Matt Graham, the manager at the new Thompson hotel in Savannah’s long-awaited Eastern Wharf development—on the city’s easternmost waterfront—says that the secret to a hospitality business’s success lies in making it relevant for residents. Part of a New York–born hotel chain, the Thompson could easily feel like a permanent visitor. But Graham believes it can be different, the kind of place where neighbors feel welcome. “It’s meant to be a new neighborhood in an old town,” he says of the location, a blank slate for years before the hotel sprang up. He’s working with Laney Contemporary to curate the lobby.

He also wants it to be a good place to work. When we roll in the next morning for breakfast, we get a warm greeting from Maurice “Mo” Orr, a beloved Savannah bellman who’s worked downtown since 1994. During his tenure at the Kimpton Brice hotel, he won hearts by looking out for elderly neighbors—even helping one prune the ginkgo tree behind her home, half a block from his valet stand. When visitors ask Orr for suggestions on where to see the real Savannah, he tells them not to miss his favorite churches: First African Baptist Church and St. John’s; and also to spend some time at the cemeteries Bonaventure and Laurel Grove. “They’ve got stories,” he says. “And the dead don’t lie.” 

One day, the heart of Eastern Wharf will be a new square, an addition to Savannah’s signature grid of parks. But for now, Fleeting, the hotel’s lobby restaurant, is the seat of the action.

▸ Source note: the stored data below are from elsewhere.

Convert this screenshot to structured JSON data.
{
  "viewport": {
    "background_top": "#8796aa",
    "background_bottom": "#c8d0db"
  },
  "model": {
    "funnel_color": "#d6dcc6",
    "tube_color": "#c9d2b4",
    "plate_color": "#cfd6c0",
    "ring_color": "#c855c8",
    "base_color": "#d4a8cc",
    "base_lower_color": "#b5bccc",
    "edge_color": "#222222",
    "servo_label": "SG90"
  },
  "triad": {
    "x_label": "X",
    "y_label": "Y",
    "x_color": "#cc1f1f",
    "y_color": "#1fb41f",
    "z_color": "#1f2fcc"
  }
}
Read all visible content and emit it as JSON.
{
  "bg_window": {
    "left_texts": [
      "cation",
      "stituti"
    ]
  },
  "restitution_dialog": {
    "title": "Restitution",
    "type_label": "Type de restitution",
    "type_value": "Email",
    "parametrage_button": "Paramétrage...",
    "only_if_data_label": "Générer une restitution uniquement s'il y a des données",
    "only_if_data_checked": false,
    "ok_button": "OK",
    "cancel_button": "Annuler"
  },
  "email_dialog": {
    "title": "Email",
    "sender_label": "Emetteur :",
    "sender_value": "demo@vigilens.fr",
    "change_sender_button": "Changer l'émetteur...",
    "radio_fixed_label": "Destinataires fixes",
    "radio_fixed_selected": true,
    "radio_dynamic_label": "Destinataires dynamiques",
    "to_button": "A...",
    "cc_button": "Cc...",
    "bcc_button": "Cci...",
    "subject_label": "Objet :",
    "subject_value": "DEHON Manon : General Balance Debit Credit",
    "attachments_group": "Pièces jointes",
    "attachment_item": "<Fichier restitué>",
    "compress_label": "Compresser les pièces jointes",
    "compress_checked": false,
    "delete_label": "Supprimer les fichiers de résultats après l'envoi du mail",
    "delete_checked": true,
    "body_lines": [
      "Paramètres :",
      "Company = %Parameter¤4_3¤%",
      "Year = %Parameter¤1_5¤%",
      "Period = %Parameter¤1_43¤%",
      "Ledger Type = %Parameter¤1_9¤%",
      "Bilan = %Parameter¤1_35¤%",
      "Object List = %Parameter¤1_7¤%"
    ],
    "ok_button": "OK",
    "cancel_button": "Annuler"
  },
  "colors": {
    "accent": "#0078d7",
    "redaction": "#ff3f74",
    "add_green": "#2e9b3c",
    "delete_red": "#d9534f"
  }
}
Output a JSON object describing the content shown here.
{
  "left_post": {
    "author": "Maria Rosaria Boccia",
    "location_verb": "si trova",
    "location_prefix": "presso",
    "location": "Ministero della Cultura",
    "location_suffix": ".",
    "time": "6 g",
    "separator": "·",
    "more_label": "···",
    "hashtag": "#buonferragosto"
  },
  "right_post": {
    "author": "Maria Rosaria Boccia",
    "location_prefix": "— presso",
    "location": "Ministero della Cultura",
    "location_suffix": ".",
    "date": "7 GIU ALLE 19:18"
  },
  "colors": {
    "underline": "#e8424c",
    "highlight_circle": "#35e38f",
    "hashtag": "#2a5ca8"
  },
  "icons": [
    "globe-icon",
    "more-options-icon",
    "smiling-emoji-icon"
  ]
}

Arkansas native and chef Rob Newton’s menu embraces seasonality, shifting as often as necessary to showcase fresh ingredients in dishes like striped bass in coconut curry with charred savoy cabbage, local oranges, and Carolina Gold rice chips. 

photo: Chia Chong
Chef Rob Newton plates vegetables at the Thompson hotel’s Fleeting restaurant.
photo: Chia Chong
Fleeting cocktails.

“We didn’t want a chef who was just going to come plant a flag and say, ‘This is what I do,’” Graham says. “We wanted someone open to new things, learning, exploring.”

Our waiter, Justin, hands us some menus. “Welcome to Fleeting,” he says, his deep blue nail polish catching the light. “As the name implies, things are always changing.”